Stephanie Hernandez is the 2025-26 Texas Heritage National Bank Scholar of Honors Northeast and NTCC’s nominee for student president of the GPHC. Hernandez has set an NTCC record for the most scholarly awards won by any student in the college’s history, and she has done this in two fields!—biology and history. Last spring, she won a first-in-the-state, university division Caldwell for her work on Tejano muralism. This work has also brought her a Britt Award of the Great Plains Honors Council, and second-place awards at the Red River Symposium, and the McGraw Hill contest. Recently she won the Portia Gordon Award of the East Texas Historical Association. Hernandez also won a first-place Red River Symposium Award for her work on parasitology study on the Black Buffalo Myxos. Last spring she was the winner of the $100 Eckman Award, having the highest GPA in the Chem-Psych Seminar. Recently she has been the winner of a Texas Star Award, and a Northeast Texas Poetry Award.
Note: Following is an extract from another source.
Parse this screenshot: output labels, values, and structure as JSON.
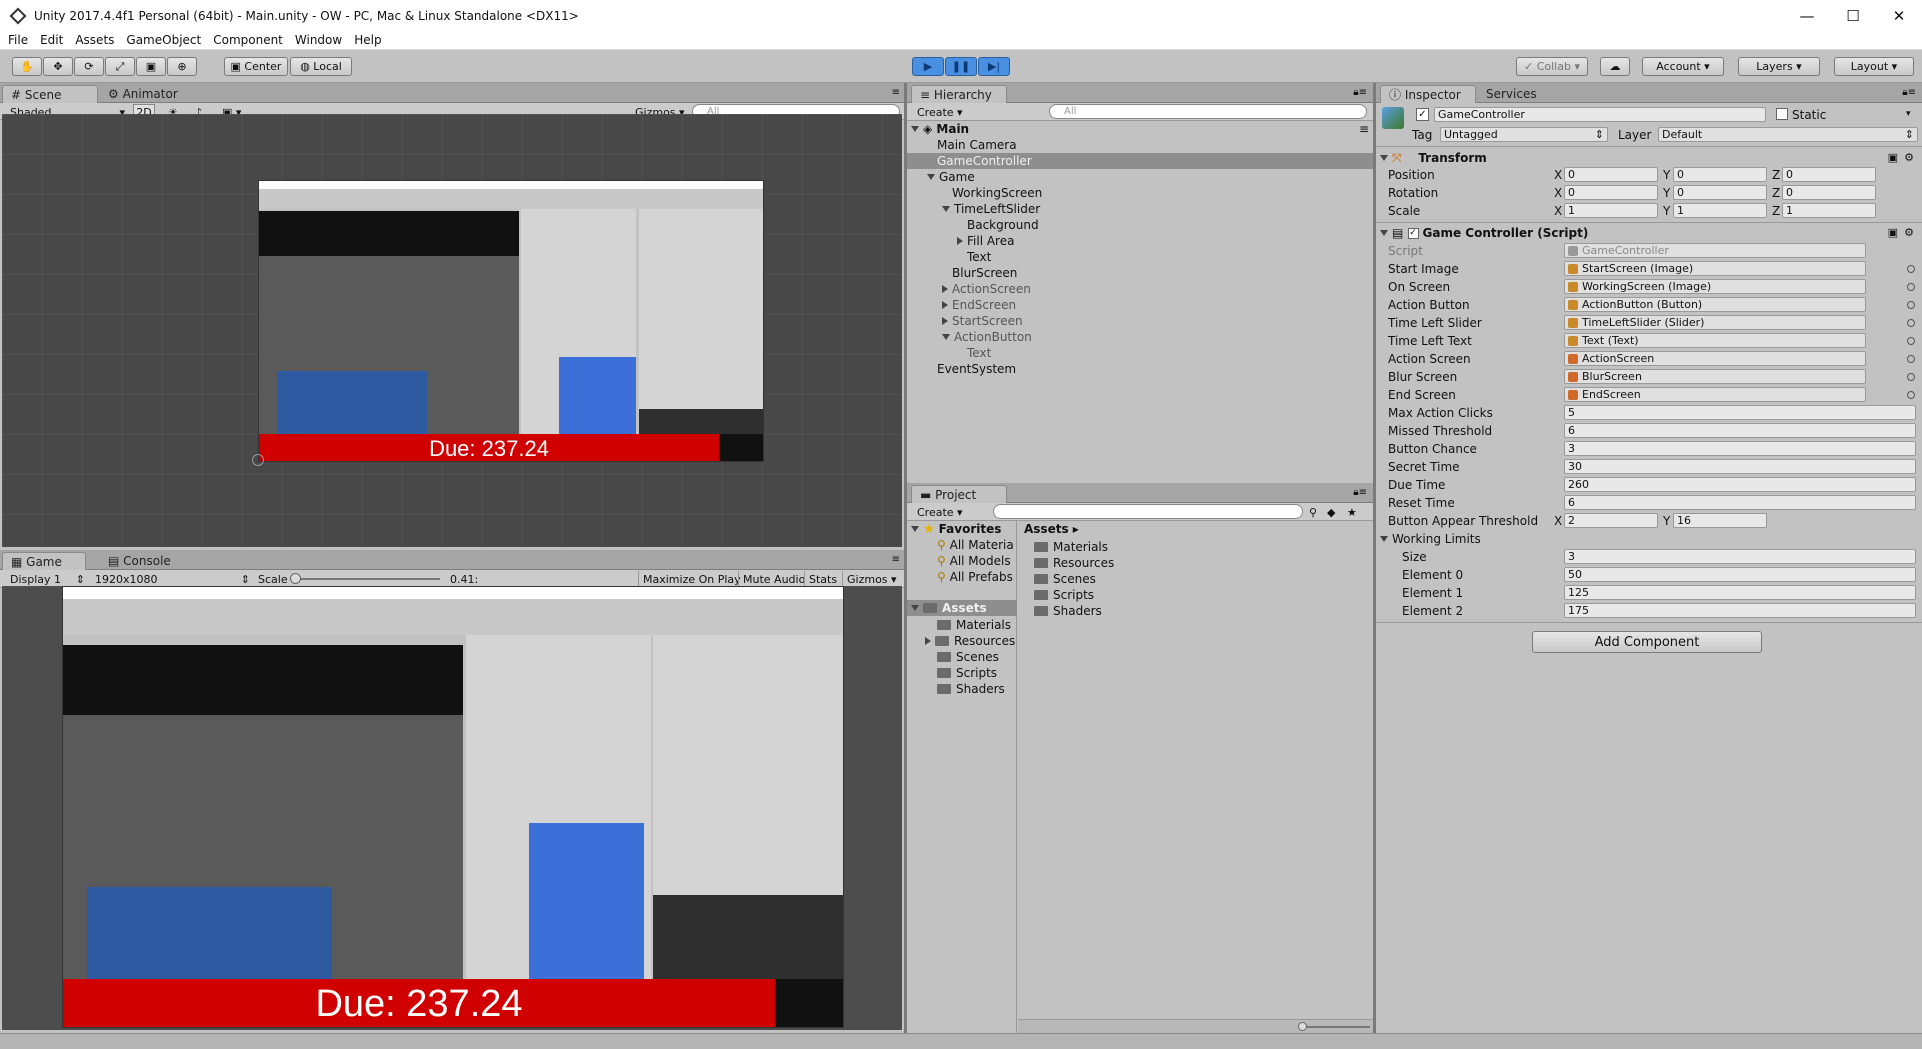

Andrew Higgins is the 2025-2026 James and Elizabeth Whatley Scholar of Honors Northeast. He was the winner recently of the Portia Gordon Award for moderating the NTCC panel at the ETHA. He has presented his work on space exploration and God in Kansas City at the GPHC, and at the Red River Symposium. His work won admittance into the 2025 meeting of the NCHC. At the end of fall 2024, he was the winner of the $100 Eckman Award for having the highest GPA in the HuMusic Honors Seminar. This last fall, his image of a tree canopy in Franklin county won second. Higgins has been involved this fall semester in one of the most rigorous initiatives ever undertaken by a member of NTCC’s Phi Theta Kappa (PTK). He has conducted and filmed the bulk of the 40 interviews that will be featured as videos for NTCC’s 40th-year celebration.
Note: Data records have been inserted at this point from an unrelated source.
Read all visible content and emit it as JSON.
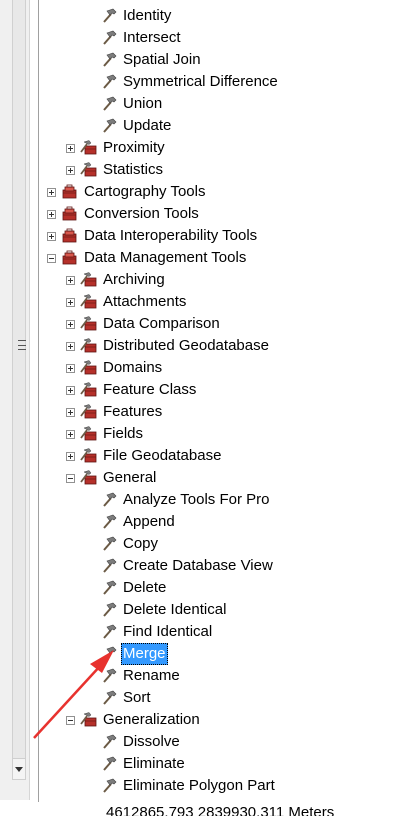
{
  "tree": {
    "items": [
      {
        "label": "Identity",
        "kind": "tool",
        "level": 3
      },
      {
        "label": "Intersect",
        "kind": "tool",
        "level": 3
      },
      {
        "label": "Spatial Join",
        "kind": "tool",
        "level": 3
      },
      {
        "label": "Symmetrical Difference",
        "kind": "tool",
        "level": 3
      },
      {
        "label": "Union",
        "kind": "tool",
        "level": 3
      },
      {
        "label": "Update",
        "kind": "tool",
        "level": 3
      },
      {
        "label": "Proximity",
        "kind": "toolset",
        "level": 2,
        "expanded": false
      },
      {
        "label": "Statistics",
        "kind": "toolset",
        "level": 2,
        "expanded": false
      },
      {
        "label": "Cartography Tools",
        "kind": "toolbox",
        "level": 1,
        "expanded": false
      },
      {
        "label": "Conversion Tools",
        "kind": "toolbox",
        "level": 1,
        "expanded": false
      },
      {
        "label": "Data Interoperability Tools",
        "kind": "toolbox",
        "level": 1,
        "expanded": false
      },
      {
        "label": "Data Management Tools",
        "kind": "toolbox",
        "level": 1,
        "expanded": true
      },
      {
        "label": "Archiving",
        "kind": "toolset",
        "level": 2,
        "expanded": false
      },
      {
        "label": "Attachments",
        "kind": "toolset",
        "level": 2,
        "expanded": false
      },
      {
        "label": "Data Comparison",
        "kind": "toolset",
        "level": 2,
        "expanded": false
      },
      {
        "label": "Distributed Geodatabase",
        "kind": "toolset",
        "level": 2,
        "expanded": false
      },
      {
        "label": "Domains",
        "kind": "toolset",
        "level": 2,
        "expanded": false
      },
      {
        "label": "Feature Class",
        "kind": "toolset",
        "level": 2,
        "expanded": false
      },
      {
        "label": "Features",
        "kind": "toolset",
        "level": 2,
        "expanded": false
      },
      {
        "label": "Fields",
        "kind": "toolset",
        "level": 2,
        "expanded": false
      },
      {
        "label": "File Geodatabase",
        "kind": "toolset",
        "level": 2,
        "expanded": false
      },
      {
        "label": "General",
        "kind": "toolset",
        "level": 2,
        "expanded": true
      },
      {
        "label": "Analyze Tools For Pro",
        "kind": "tool",
        "level": 3
      },
      {
        "label": "Append",
        "kind": "tool",
        "level": 3
      },
      {
        "label": "Copy",
        "kind": "tool",
        "level": 3
      },
      {
        "label": "Create Database View",
        "kind": "tool",
        "level": 3
      },
      {
        "label": "Delete",
        "kind": "tool",
        "level": 3
      },
      {
        "label": "Delete Identical",
        "kind": "tool",
        "level": 3
      },
      {
        "label": "Find Identical",
        "kind": "tool",
        "level": 3
      },
      {
        "label": "Merge",
        "kind": "tool",
        "level": 3,
        "selected": true
      },
      {
        "label": "Rename",
        "kind": "tool",
        "level": 3
      },
      {
        "label": "Sort",
        "kind": "tool",
        "level": 3
      },
      {
        "label": "Generalization",
        "kind": "toolset",
        "level": 2,
        "expanded": true
      },
      {
        "label": "Dissolve",
        "kind": "tool",
        "level": 3
      },
      {
        "label": "Eliminate",
        "kind": "tool",
        "level": 3
      },
      {
        "label": "Eliminate Polygon Part",
        "kind": "tool",
        "level": 3
      }
    ]
  },
  "status": {
    "coordinates": "4612865.793 2839930.311 Meters"
  },
  "colors": {
    "selection": "#3399ff",
    "annotation_arrow": "#e8322e",
    "toolbox_red": "#b5302a"
  },
  "icons": {
    "tool": "hammer-icon",
    "toolset": "toolset-icon",
    "toolbox": "toolbox-icon"
  }
}
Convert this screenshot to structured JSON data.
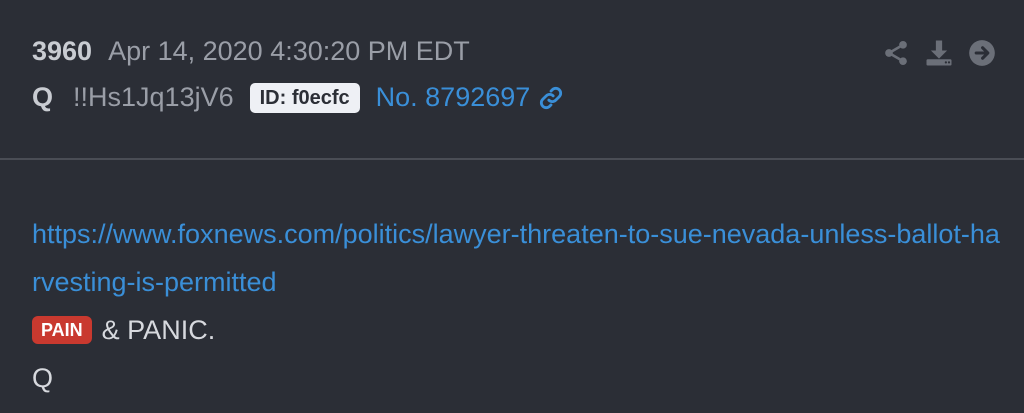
{
  "post": {
    "number": "3960",
    "timestamp": "Apr 14, 2020 4:30:20 PM EDT",
    "author": "Q",
    "tripcode": "!!Hs1Jq13jV6",
    "id_label": "ID: f0ecfc",
    "post_ref": "No. 8792697"
  },
  "actions": {
    "icons": [
      "share-icon",
      "download-icon",
      "arrow-right-icon"
    ]
  },
  "content": {
    "url": "https://www.foxnews.com/politics/lawyer-threaten-to-sue-nevada-unless-ballot-harvesting-is-permitted",
    "tag": "PAIN",
    "text": "& PANIC.",
    "signature": "Q"
  },
  "colors": {
    "background": "#2b2e36",
    "link": "#3a8fd8",
    "tag": "#c9392f",
    "badge": "#eef0f5"
  }
}
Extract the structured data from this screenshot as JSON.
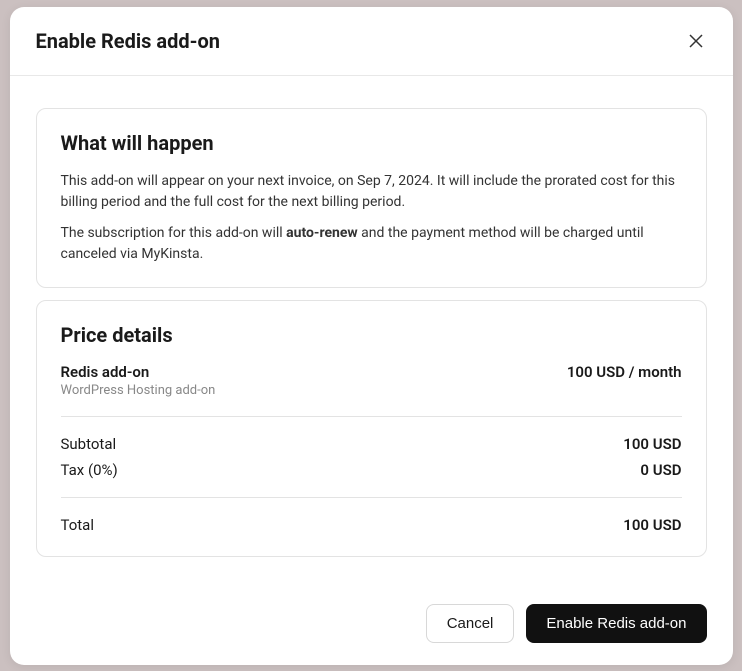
{
  "modal": {
    "title": "Enable Redis add-on"
  },
  "what_will_happen": {
    "title": "What will happen",
    "line1": "This add-on will appear on your next invoice, on Sep 7, 2024. It will include the prorated cost for this billing period and the full cost for the next billing period.",
    "line2_pre": "The subscription for this add-on will ",
    "line2_bold": "auto-renew",
    "line2_post": " and the payment method will be charged until canceled via MyKinsta."
  },
  "price_details": {
    "title": "Price details",
    "item_name": "Redis add-on",
    "item_sub": "WordPress Hosting add-on",
    "item_price": "100 USD / month",
    "subtotal_label": "Subtotal",
    "subtotal_value": "100 USD",
    "tax_label": "Tax (0%)",
    "tax_value": "0 USD",
    "total_label": "Total",
    "total_value": "100 USD"
  },
  "footer": {
    "cancel": "Cancel",
    "confirm": "Enable Redis add-on"
  }
}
Ian Mares is a 2025 graduate of Paul Pewitt High School. At Pewitt, he was active in the National Honor Society (NHS), the Student Council, and the Fellowship of Christian athletes (FCA). He excelled in athletics, in club soccer, tennis and football. Last summer, Mares played the role of the San Antonio artist, Felipe Reyes, in the summer film project of Honors Northeast. He has reported on this experience, presenting at the fall meeting of the WPWS in Georgetown.
Hailey Randall is from the village of Poughquag in New York State. In her youth, she learned how to play the trumpet, the piano, and the guitar—and took dance lessons. She moved to Naples, Texas just after her junior year in High School, and worked last year both on her GED, and courses at NTCC in which she excelled. She joined Phi Theta Kappa, and Sigma Kappa Delta. Last summer she became unit production director of the NTCC film effort, sequencing the filming. She has reported on this experience, presenting at the fall meeting of the WPWS in Georgetown. Randall aspires to become a lawyer.
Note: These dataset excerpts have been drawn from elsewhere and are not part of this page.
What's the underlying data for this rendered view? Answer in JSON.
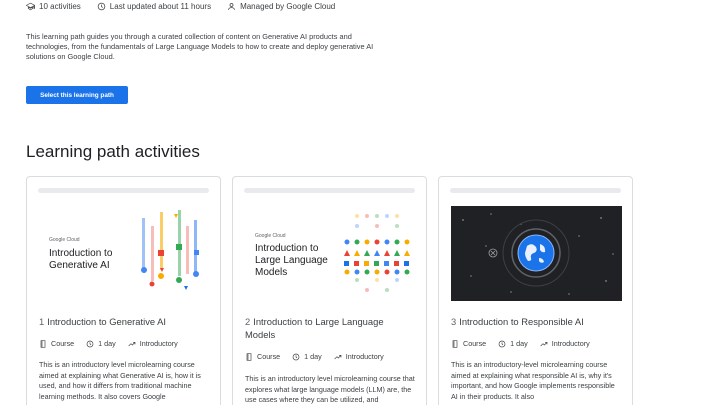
{
  "meta": {
    "activities": "10 activities",
    "updated": "Last updated about 11 hours",
    "managed": "Managed by Google Cloud"
  },
  "description": "This learning path guides you through a curated collection of content on Generative AI products and technologies, from the fundamentals of Large Language Models to how to create and deploy generative AI solutions on Google Cloud.",
  "select_button": "Select this learning path",
  "section_title": "Learning path activities",
  "cards": [
    {
      "number": "1",
      "title": "Introduction to Generative AI",
      "thumb_logo": "Google Cloud",
      "thumb_title": "Introduction to Generative AI",
      "type": "Course",
      "duration": "1 day",
      "level": "Introductory",
      "description": "This is an introductory level microlearning course aimed at explaining what Generative AI is, how it is used, and how it differs from traditional machine learning methods. It also covers Google"
    },
    {
      "number": "2",
      "title": "Introduction to Large Language Models",
      "thumb_logo": "Google Cloud",
      "thumb_title": "Introduction to Large Language Models",
      "type": "Course",
      "duration": "1 day",
      "level": "Introductory",
      "description": "This is an introductory level microlearning course that explores what large language models (LLM) are, the use cases where they can be utilized, and"
    },
    {
      "number": "3",
      "title": "Introduction to Responsible AI",
      "type": "Course",
      "duration": "1 day",
      "level": "Introductory",
      "description": "This is an introductory-level microlearning course aimed at explaining what responsible AI is, why it's important, and how Google implements responsible AI in their products. It also"
    }
  ],
  "colors": {
    "accent": "#1a73e8",
    "thumb_dark": "#202124"
  }
}
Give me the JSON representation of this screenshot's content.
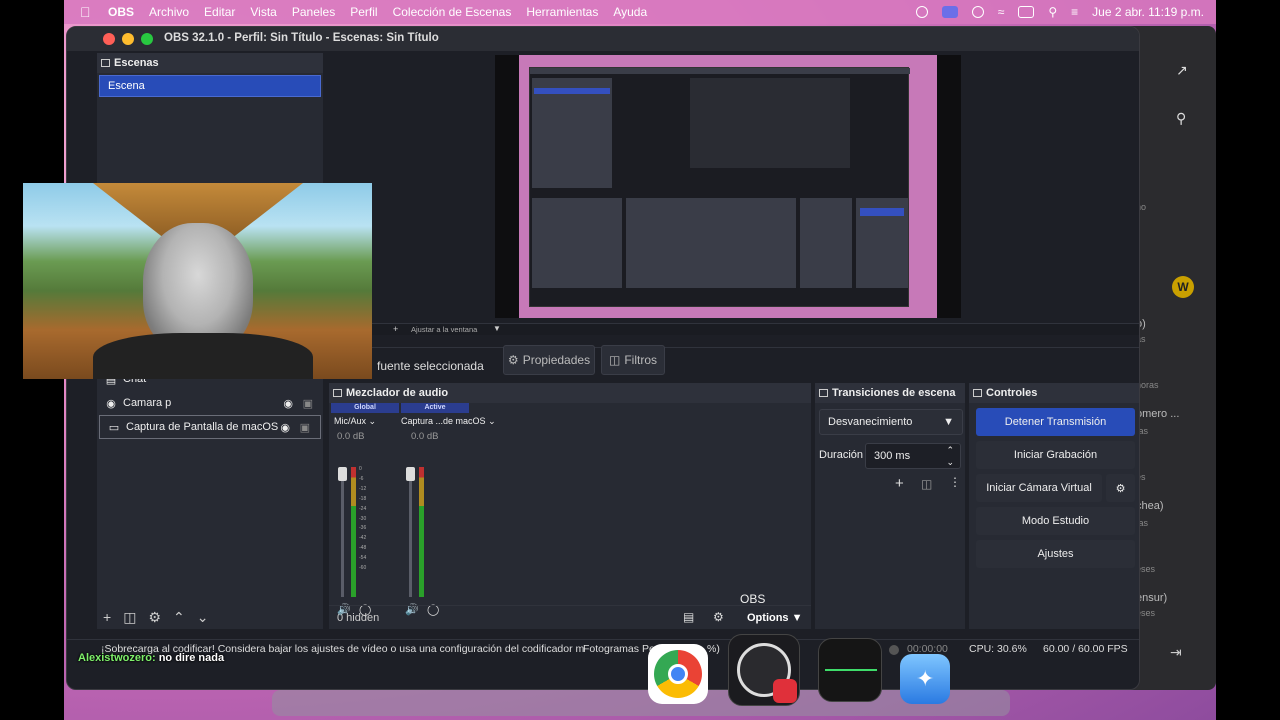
{
  "menubar": {
    "app": "OBS",
    "items": [
      "Archivo",
      "Editar",
      "Vista",
      "Paneles",
      "Perfil",
      "Colección de Escenas",
      "Herramientas",
      "Ayuda"
    ],
    "clock": "Jue 2 abr.  11:19 p.m."
  },
  "window": {
    "title": "OBS 32.1.0 - Perfil: Sin Título - Escenas: Sin Título"
  },
  "scenes": {
    "title": "Escenas",
    "items": [
      "Escena"
    ]
  },
  "preview": {
    "bottom_tab": "Ajustar a la ventana"
  },
  "context": {
    "selection_label": "fuente seleccionada",
    "properties": "Propiedades",
    "filters": "Filtros"
  },
  "sources": {
    "items": [
      {
        "name": "Chat",
        "icon": "chat-icon"
      },
      {
        "name": "Camara p",
        "icon": "camera-icon"
      },
      {
        "name": "Captura de Pantalla de macOS",
        "icon": "display-icon"
      }
    ]
  },
  "mixer": {
    "title": "Mezclador de audio",
    "channels": [
      {
        "tag": "Global",
        "name": "Mic/Aux",
        "db": "0.0 dB"
      },
      {
        "tag": "Active",
        "name": "Captura ...de macOS",
        "db": "0.0 dB"
      }
    ],
    "scale": [
      "0",
      "-6",
      "-12",
      "-18",
      "-24",
      "-30",
      "-36",
      "-42",
      "-48",
      "-54",
      "-60"
    ],
    "hidden": "0 hidden",
    "options": "Options"
  },
  "transitions": {
    "title": "Transiciones de escena",
    "selected": "Desvanecimiento",
    "duration_label": "Duración",
    "duration_value": "300 ms"
  },
  "controls": {
    "title": "Controles",
    "stop_stream": "Detener Transmisión",
    "start_record": "Iniciar Grabación",
    "virtual_cam": "Iniciar Cámara Virtual",
    "studio_mode": "Modo Estudio",
    "settings": "Ajustes"
  },
  "status": {
    "warning": "¡Sobrecarga al codificar! Considera bajar los ajustes de vídeo o usa una configuración del codificador m",
    "frames": "Fotogramas Pe",
    "frames_suffix": "%)",
    "rec_time": "00:00:00",
    "cpu": "CPU: 30.6%",
    "fps": "60.00 / 60.00 FPS"
  },
  "chat": {
    "user": "Alexistwozero:",
    "message": " no dire nada"
  },
  "dock": {
    "tooltip": "OBS"
  },
  "backdrop": {
    "lines": [
      "no",
      "o)",
      "as",
      "horas",
      "omero ...",
      "ías",
      "es",
      "chea)",
      "ías",
      "eses",
      "ensur)",
      "eses"
    ]
  },
  "colors": {
    "accent": "#284cb8",
    "panel": "#272a33",
    "background": "#1d1f26",
    "meter_green": "#3fbf3f",
    "meter_red": "#d03030"
  }
}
Adam Richards was born in Henderson, Nevada, where his family endured some harrowing experiences. He came to Morris County in his junior year, and had to play a “big game of catching up.” At Daingerfield High School he participated in varsity tennis, math University Interscholastic League (UIL), science UIL, and one-act plays. Last summer he participated with the NTCC team that went to San Antonio for film research. He won first place and $400 at the 2025 Northeast Texas Poetry Reading for his poem on the area’s semi-rural ambience. He aspires to be an architect.
Isabel Tresidder was homeschooled, and her family is from South Africa. She accepted an invitation two summers ago to work at the LBJ presidential library in Austin, and then wrote much of the script of a film on oil and politics which went on to win a Webb Chapter Award. She placed second in the 2024 Northeast Texas Poetry Contest with a work about feral hogs. She presented work which she performed on Lyndon Johnson at the fall 2024 meeting of the WPWS in San Antonio. Last year she also pursued an independent study course with Dr. McAllister on parasites in rodents, and made a few presentations with this study. Last summer she was a Winner of a Texas Star Award of PTK, and a Leader of Promise.